- Genre: Sitcom
- Created by: Jonathan Thake
- Directed by: Tristram Shapeero
- Starring: Iain Lee Simon Farnaby Adam Buxton Jarred Christmas Daisy Haggard
- Country of origin: United Kingdom
- Original language: English
- No. of series: 1
- No. of episodes: 6

Production
- Executive producers: Iain Morris Damon Beesley
- Running time: 30 minutes
- Production company: Bwark Productions

Original release
- Network: BBC Two
- Release: 13 January – 17 February 2010

= The Persuasionists =

British BBC TV sitcom 2010

The Persuasionists is a sitcom broadcast on BBC Two set in the world of advertising starring Iain Lee, Simon Farnaby, Adam Buxton, Jarred Christmas and Daisy Haggard, and featuring Natalie Gumede (amongst others). It was the sitcom writing debut for Jonathan Thake, best known until then for ‘the slag of all snacks’ campaign for Pot Noodle. The Persuasionists premiered on Wednesday 13 January 2010.

Bwark Productions (creators of The Inbetweeners) produced the series, Iain Morris and Damon Beesley were the executive producers and Tristram Shapeero directed.

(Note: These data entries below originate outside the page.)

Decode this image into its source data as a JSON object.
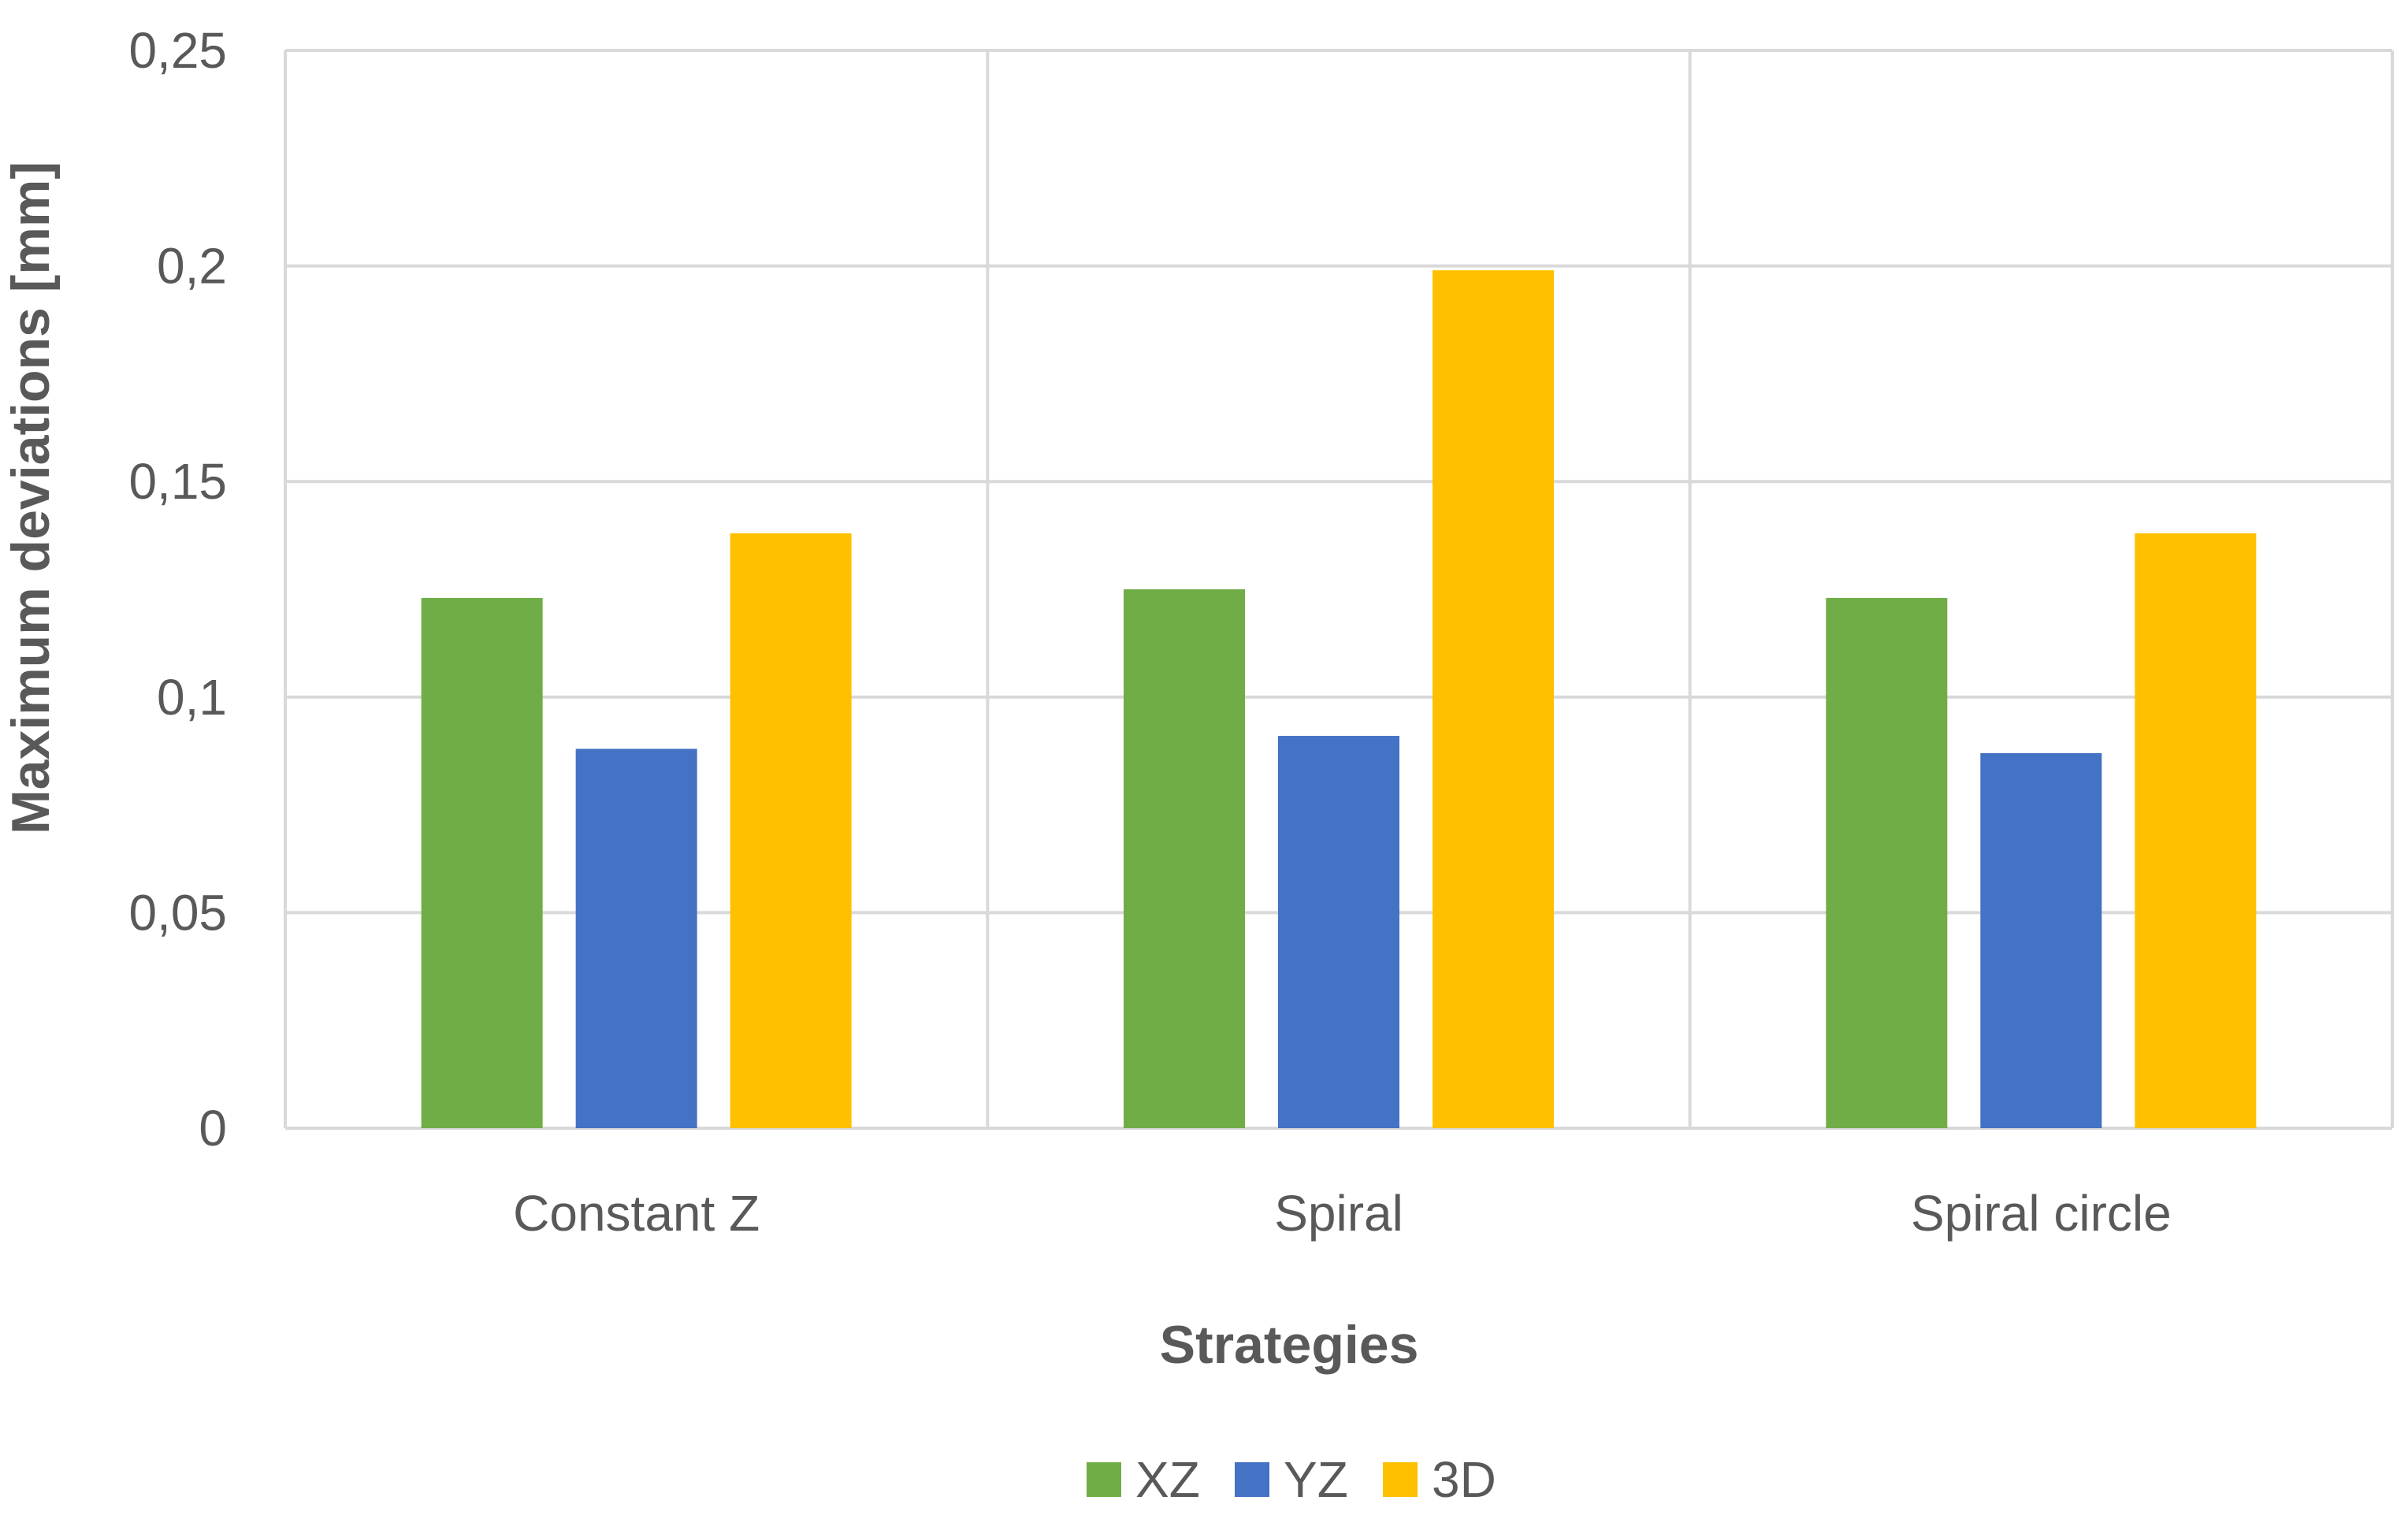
{
  "chart_data": {
    "type": "bar",
    "categories": [
      "Constant Z",
      "Spiral",
      "Spiral circle"
    ],
    "series": [
      {
        "name": "XZ",
        "color": "#70ad47",
        "values": [
          0.123,
          0.125,
          0.123
        ]
      },
      {
        "name": "YZ",
        "color": "#4472c4",
        "values": [
          0.088,
          0.091,
          0.087
        ]
      },
      {
        "name": "3D",
        "color": "#ffc000",
        "values": [
          0.138,
          0.199,
          0.138
        ]
      }
    ],
    "xlabel": "Strategies",
    "ylabel": "Maximum deviations [mm]",
    "ylim": [
      0,
      0.25
    ],
    "yticks": [
      "0",
      "0,05",
      "0,1",
      "0,15",
      "0,2",
      "0,25"
    ],
    "grid": true,
    "legend_position": "bottom"
  }
}
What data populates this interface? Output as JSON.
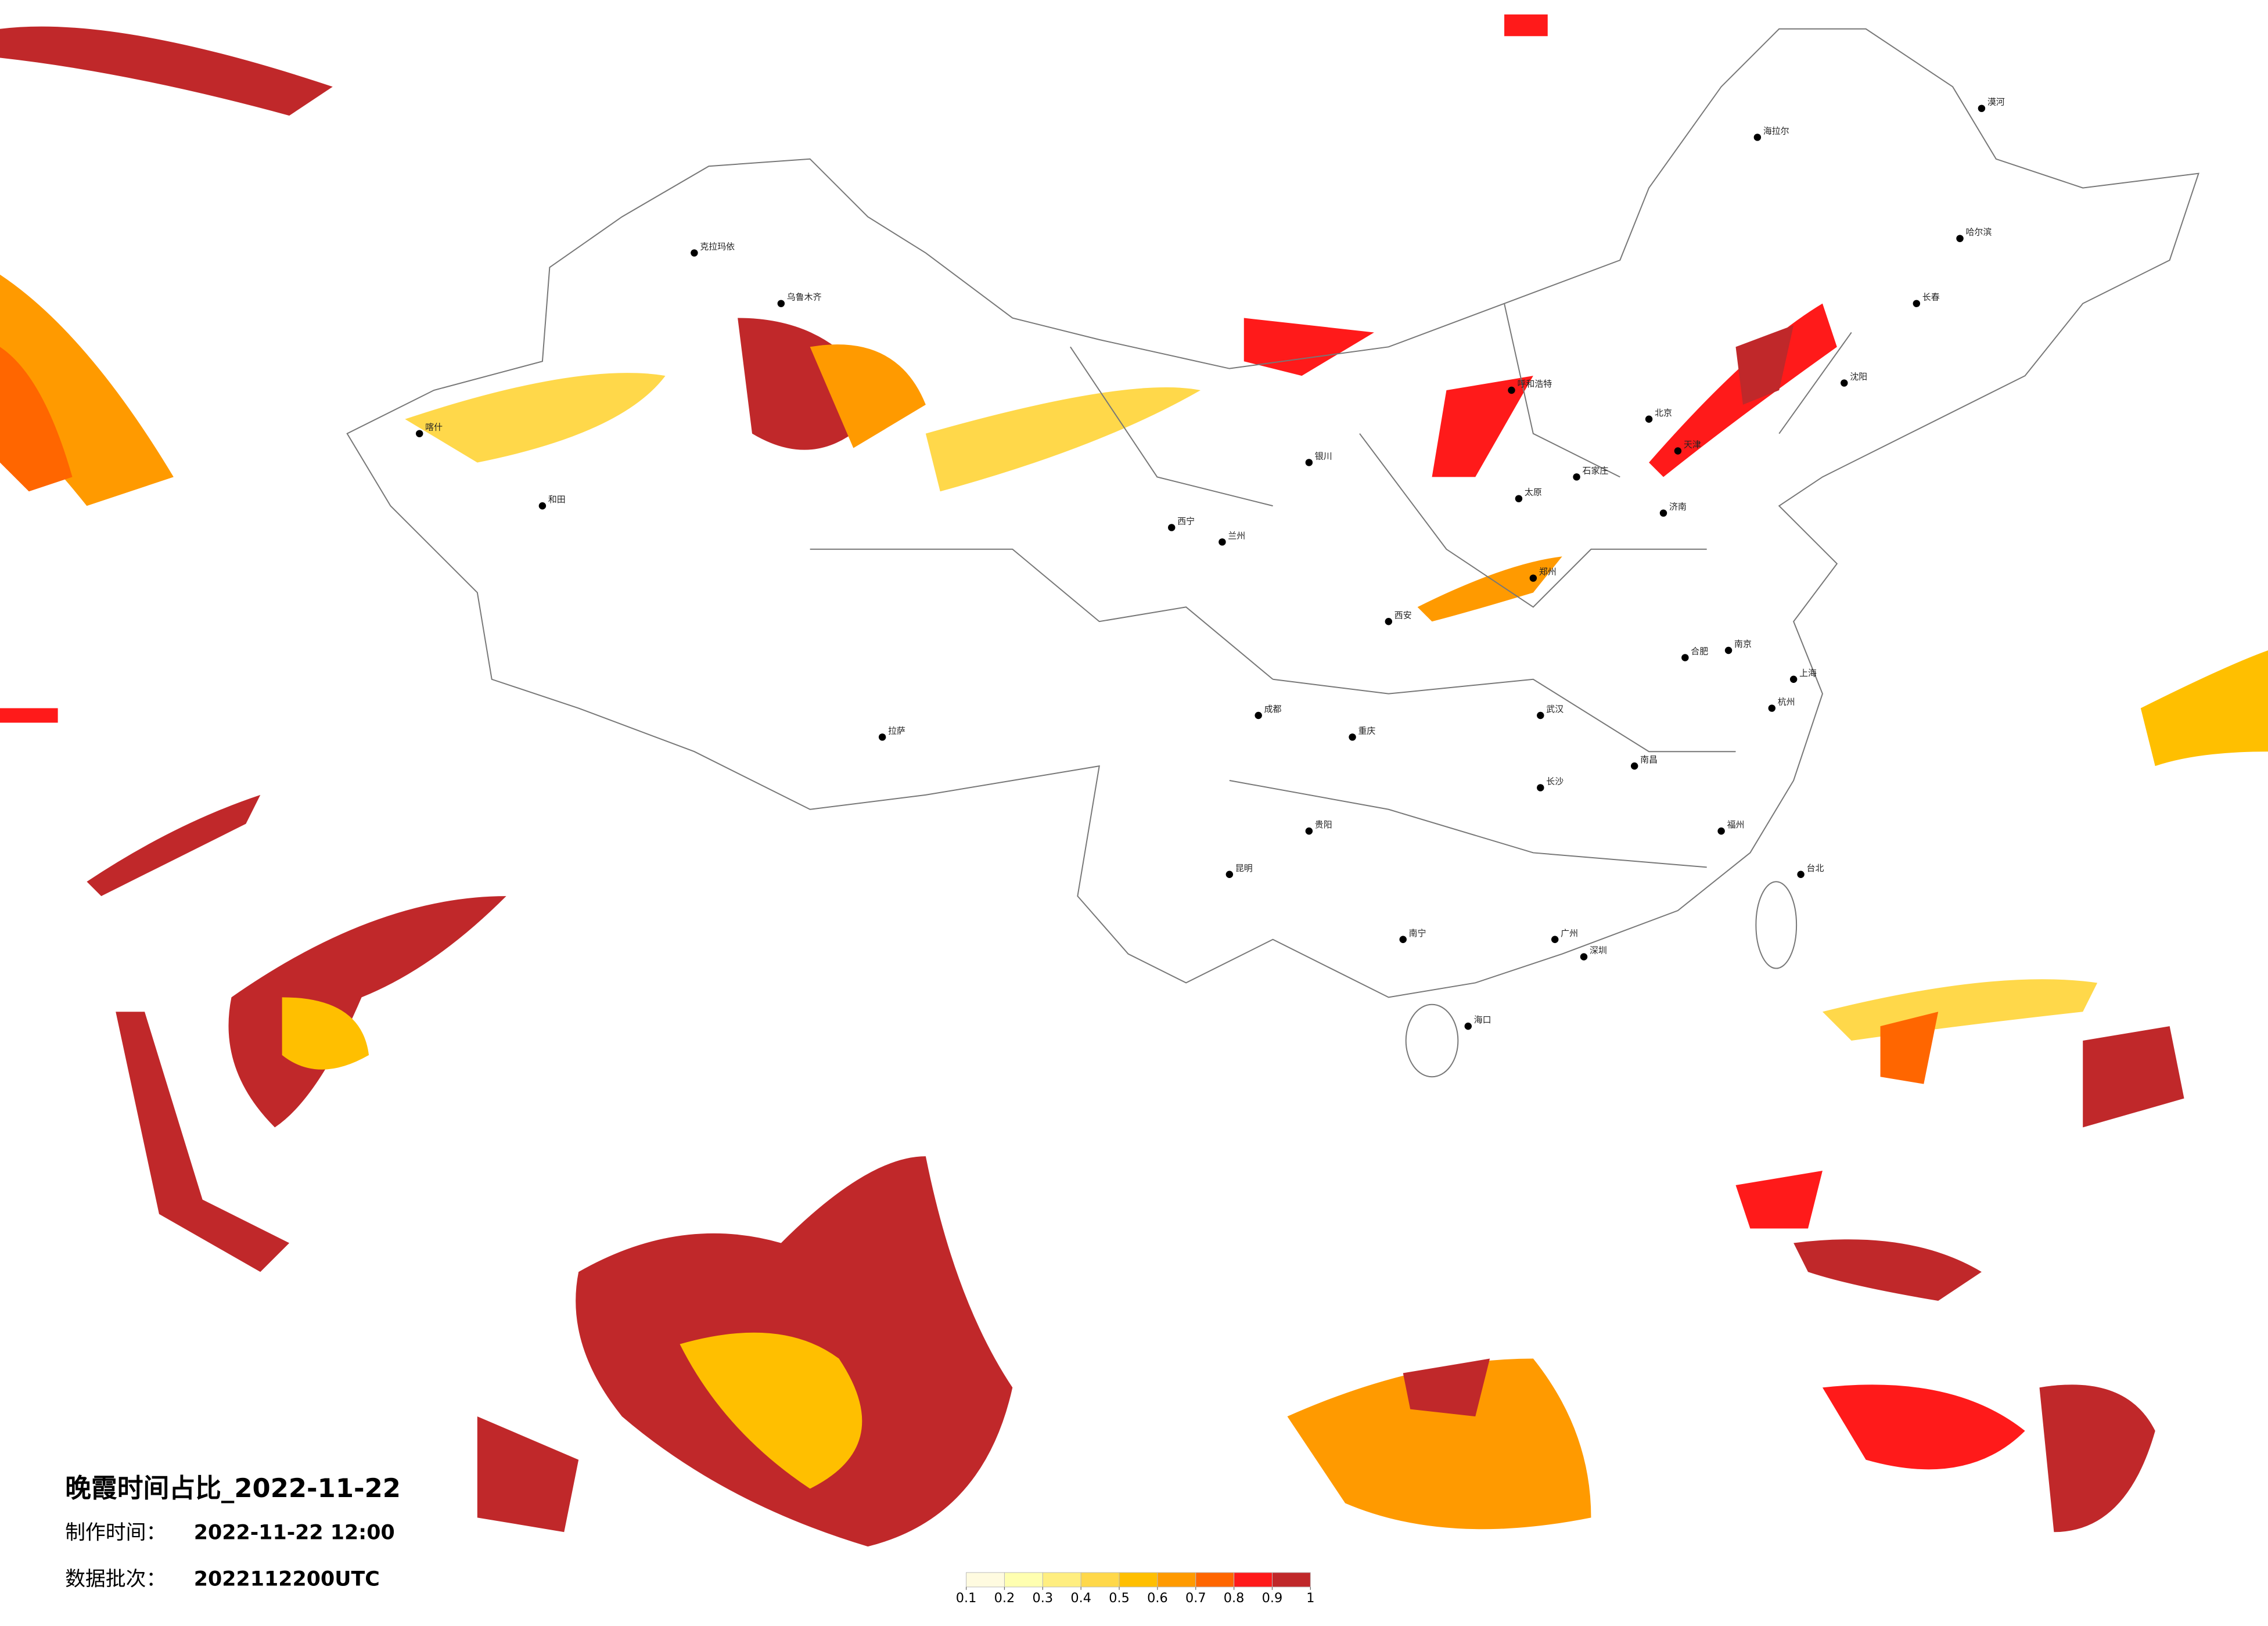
{
  "title": "晚霞时间占比_2022-11-22",
  "made_time": {
    "label": "制作时间：",
    "value": "2022-11-22 12:00"
  },
  "batch": {
    "label": "数据批次：",
    "value": "2022112200UTC"
  },
  "legend": {
    "colors": [
      "#fffbe0",
      "#ffffb0",
      "#ffee80",
      "#ffd84a",
      "#ffbf00",
      "#ff9a00",
      "#ff6600",
      "#ff1a1a",
      "#c0282a"
    ],
    "ticks": [
      0.1,
      0.2,
      0.3,
      0.4,
      0.5,
      0.6,
      0.7,
      0.8,
      0.9,
      1
    ]
  },
  "cities": [
    "北京",
    "天津",
    "上海",
    "广州",
    "深圳",
    "重庆",
    "成都",
    "武汉",
    "西安",
    "郑州",
    "哈尔滨",
    "长春",
    "沈阳",
    "乌鲁木齐",
    "拉萨",
    "昆明",
    "南宁",
    "贵阳",
    "兰州",
    "西宁",
    "银川",
    "呼和浩特",
    "太原",
    "石家庄",
    "济南",
    "南京",
    "杭州",
    "福州",
    "南昌",
    "长沙",
    "合肥",
    "海口",
    "台北",
    "喀什",
    "和田",
    "克拉玛依",
    "海拉尔",
    "漠河"
  ]
}
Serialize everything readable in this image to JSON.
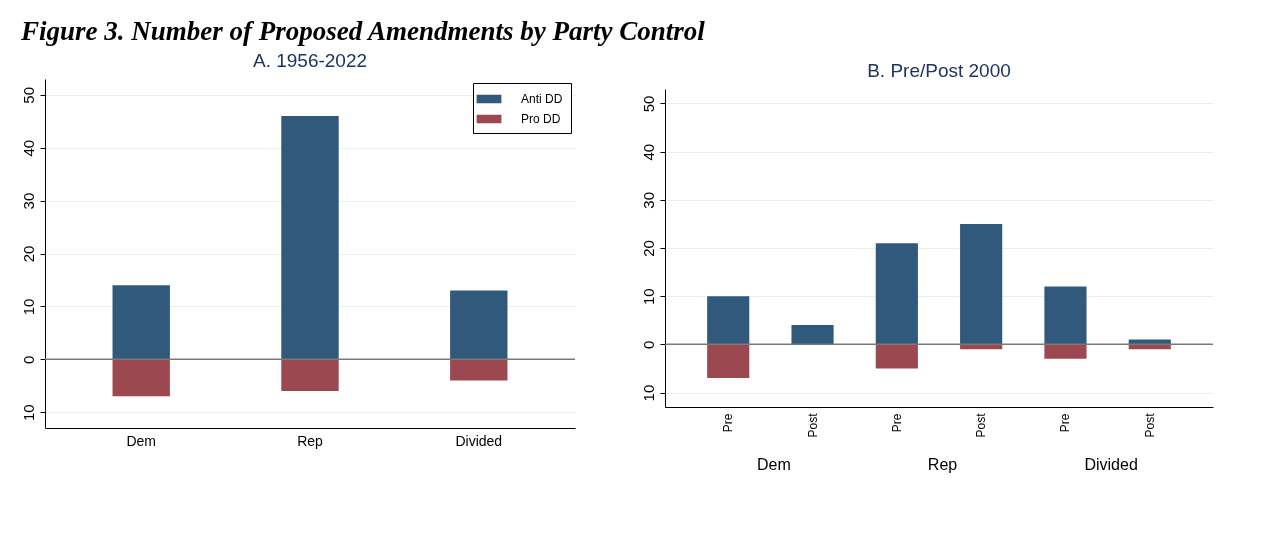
{
  "chart_data": [
    {
      "type": "bar",
      "title": "Figure 3. Number of Proposed Amendments by Party Control",
      "subtitle": "A. 1956-2022",
      "categories": [
        "Dem",
        "Rep",
        "Divided"
      ],
      "stacked": true,
      "series": [
        {
          "name": "Anti DD",
          "color": "#30597c",
          "values": [
            14,
            46,
            13
          ]
        },
        {
          "name": "Pro DD",
          "color": "#9c4850",
          "values": [
            -7,
            -6,
            -4
          ]
        }
      ],
      "ylim": [
        -13,
        53
      ],
      "yticks": [
        {
          "value": -10,
          "label": "10"
        },
        0,
        10,
        20,
        30,
        40,
        50
      ],
      "grid": "y",
      "legend": "top right",
      "ref_lines": [
        {
          "axis": "y",
          "value": 0,
          "color": "#7a7a7a"
        }
      ]
    },
    {
      "type": "bar",
      "title": "B. Pre/Post 2000",
      "categories": [
        "Pre",
        "Post",
        "Pre",
        "Post",
        "Pre",
        "Post"
      ],
      "stacked": true,
      "series": [
        {
          "color": "#30597c",
          "values": [
            10,
            4,
            21,
            25,
            12,
            1
          ]
        },
        {
          "color": "#9c4850",
          "values": [
            -7,
            0,
            -5,
            -1,
            -3,
            -1
          ]
        }
      ],
      "annotations": [
        "Dem",
        "Rep",
        "Divided"
      ],
      "ylim": [
        -13,
        53
      ],
      "yticks": [
        {
          "value": -10,
          "label": "10"
        },
        0,
        10,
        20,
        30,
        40,
        50
      ],
      "grid": "y",
      "ref_lines": [
        {
          "axis": "y",
          "value": 0,
          "color": "#7a7a7a"
        }
      ]
    }
  ]
}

Andrew Collins acted as script editor.

==Synopsis==
The sitcom focuses on the lives of five overpaid and underworked employees at fictional advertising agency HHH&H.

==Reception==
The first episode received generally negative critical reviews from the press with critics suggesting that while the cast showed promise, they were let down by a poor script, bad direction and poor characterisations. Some held out hope that future episodes might improve; however, even after further airings, critical response remained negative, with heavy editing and excessive use of canned laughter blamed in part for the show 'not working'.

Half-way through the series, the show was moved to a "graveyard" slot at 11.20pm, due to below-average ratings and poor reviews from the press and bloggers. It was not renewed for a second series.

==The Scum Also Rises==
The project began in 2007 as a pilot for BBC Three called "The Scum Also Rises", which starred Chris Barrie and Kevin Bishop. A second unbroadcast pilot was produced in 2008. The show had been through many changes by the time that the full series aired in 2010, including an almost complete re-cast.